I picked it up by the wiring. “Come on, let’s get back inside. I don’t like the look of this one bit.”
“This is the Technomancer’s work,” I said as we walked up the drive. “It has to be. No one else would create something as fucked up as this.”
“I agree,” said Astrid grimly. “What do you think it means?”
“It means he’s got the mansion under surveillance.”
I thought back to the scene we’d been able to harvest from the Technomancer’s ghost drone. He had been talking about building up his forces and complaining that he didn’t have enough strength to attack the dungeon yet. This sentry meant that he had not given up on us, however, and I suspected it meant he was getting closer to being able to attack.
“We’ve been having fun over the last few days,” I said as I sat round the big table with Astrid, Belinda, and Selena. Kyrine stood behind my chair, her hand on my shoulder. The ugly skull drone was lying on the table in front of us.
“This here means that we’re in danger of an attack imminently. I’ll have a look and see if there’s any information we can glean from it, but I think I’ve probably fried anything it could tell us when I hit it with my Storm Sphere. From now on, though, we’re going to take turns watching from the new observation towers. Kyrine can detect anything within the mansion’s grounds, but not outside. I’ll take the first watch, then we’ll take turns, in three-hour stints, watching the road and the sky. When the Technomancer comes, I want to know about it before he gets to the gates.”
We divided up the watches and Kyrine joined me for the first watch. Nothing new happened, but we saw the two remaining sentry skulls moving their slow watch round the outside of the mansion. Once, I thought I saw a shambling figure moving around the wooded area where I’d shot the sentry down, but I didn’t know what that meant. Was it just a bum, looking for a place to sleep? Or maybe a teenager from one of the nearby houses, looking for a discreet place for a spliff?
I didn’t know, and the figure left again soon after.
After my watch was over, Astrid came out to take over. She’d brought a rifle with her, and a set of binoculars, the better to watch the roads from a distance.
It felt suddenly that we were on a war footing, and I was pleased that we had watch towers and enough people to man them. When Amanda got back, we would have even more.
Kyrine and I took the skull up to the workroom and examined it, but there was nothing new to be learned from it. Kyrine viewed it with distaste, and when I suggested she absorb it she shook her head.
“I’ve got a better idea for getting rid of it,” she said.
We walked downstairs to the main hallway, and Kyrine led me back to the small, unremarkable door that led to her core chamber. It was situated in a corridor that led off the main hallway, and when she pushed it open, we found ourselves on a long flight of rough stone stairs, leading steeply downward.
In silence, I followed her down. Heat grew as we descended, until we came out in the core chamber. It was a high, curve-roofed cave of black stone. In front of us, a wide pit of bubbling lava stretched from wall to wall, spanned by a long, narrow bridge of black stone.
In the middle of the lava, on a black stone platform reached by the bridge, stood Kyrine’s dungeon core.
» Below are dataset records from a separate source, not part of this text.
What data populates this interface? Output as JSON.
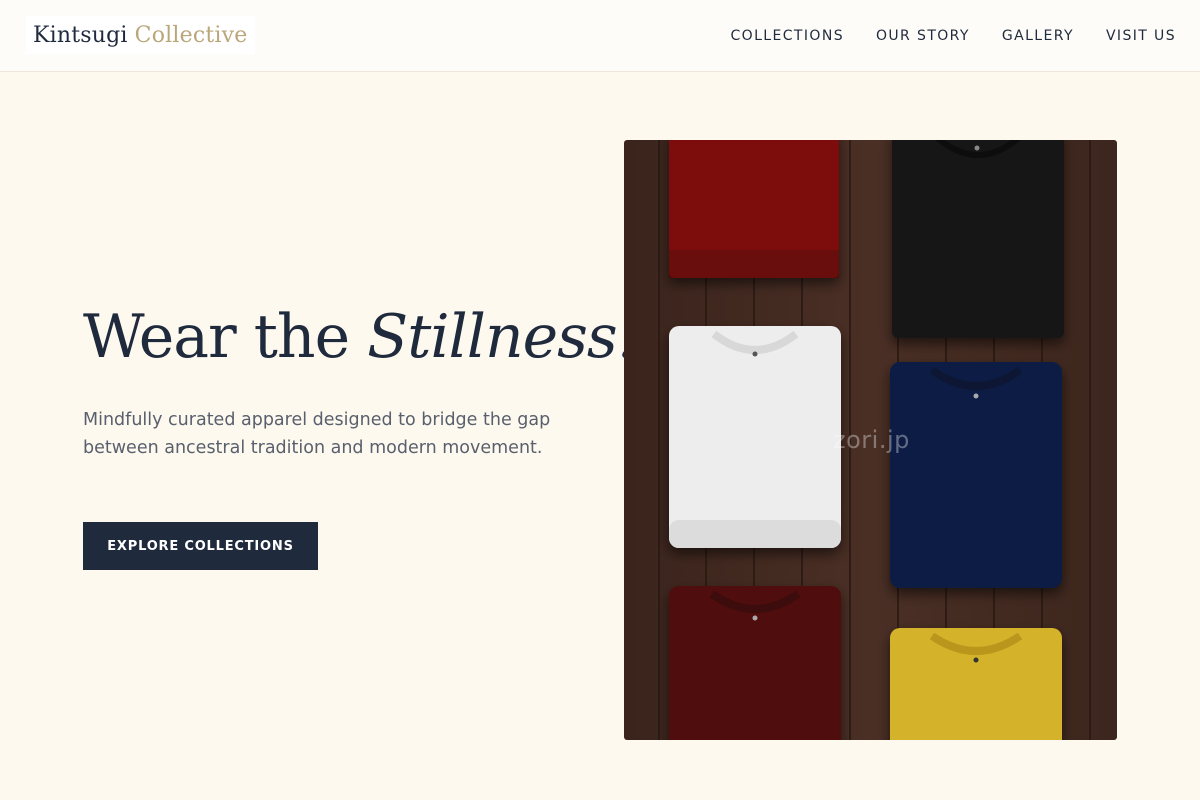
{
  "header": {
    "logo": {
      "word1": "Kintsugi",
      "word2": "Collective"
    },
    "nav": [
      {
        "label": "COLLECTIONS"
      },
      {
        "label": "OUR STORY"
      },
      {
        "label": "GALLERY"
      },
      {
        "label": "VISIT US"
      }
    ]
  },
  "hero": {
    "title_plain": "Wear the ",
    "title_italic": "Stillness.",
    "subtitle": "Mindfully curated apparel designed to bridge the gap between ancestral tradition and modern movement.",
    "cta_label": "EXPLORE COLLECTIONS"
  },
  "image": {
    "watermark": "zori.jp",
    "subject": "folded t-shirts on wooden planks",
    "shirt_colors": [
      "#7d0a0a",
      "#161616",
      "#ededed",
      "#0c1f45",
      "#4f0b10",
      "#d4b22a"
    ]
  },
  "colors": {
    "navy": "#1f2a3d",
    "gold": "#b9a77a",
    "cream": "#fef9ef"
  }
}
It was a massive red crystal, turning slowly and reflecting the glowing light of the lava from a million different facets.
Kyrine took the skull from me. She swung it up in her hand and hefted it with all her strength out over the lava. The horrible thing carved a white arc through the air, trailing its black wiring behind it.
The heat off the lava was so intense that the skull burst into flame a full three feet above the surface. It fell burning for a moment then hit the lava. There was a flash of flame and it vanished beneath the bubbling surface.
Without a word, Kyrine turned and marched back up the stairs. From the look on her face, I could tell that she had developed a passionate hatred of the Technomancer and all his works. She was a dungeon, an ancient, powerful, and sometimes bloodthirsty entity, and yet she was a creature of honor. She would never have tortured and exploited beings to create minions the way he did.
I could tell from her looks, and from the emotions that pulsed along our psychic connection, that the Technomancer would receive no mercy at her hands. Given the chance, she would take pleasure in destroying him and everything he stood for.
So would I.
Chapter 18
Amanda arrived back at the mansion first thing the next morning. She was driving a new car, a sleek, beautiful two-door Ford Mustang in a deep forest green. The car gleamed in the morning sun as it purred up the drive, and we all went down to meet her and have a look.
Even Belinda, who had been on watch, came down to check it out.
“What a beast!” Selena said enthusiastically, slapping the shining car’s bonnet. “This is one of the new magitech hybrids?”
Amanda nodded proudly. “That’s right. It’s fucking fast! I gave it a go on the highway just outside the city. I hit 128mph, and I could feel it had a lot more in it.”
“Woah,” I said, looking inside at the soft leather seats and tinted side windows. “This is great. Is it new?”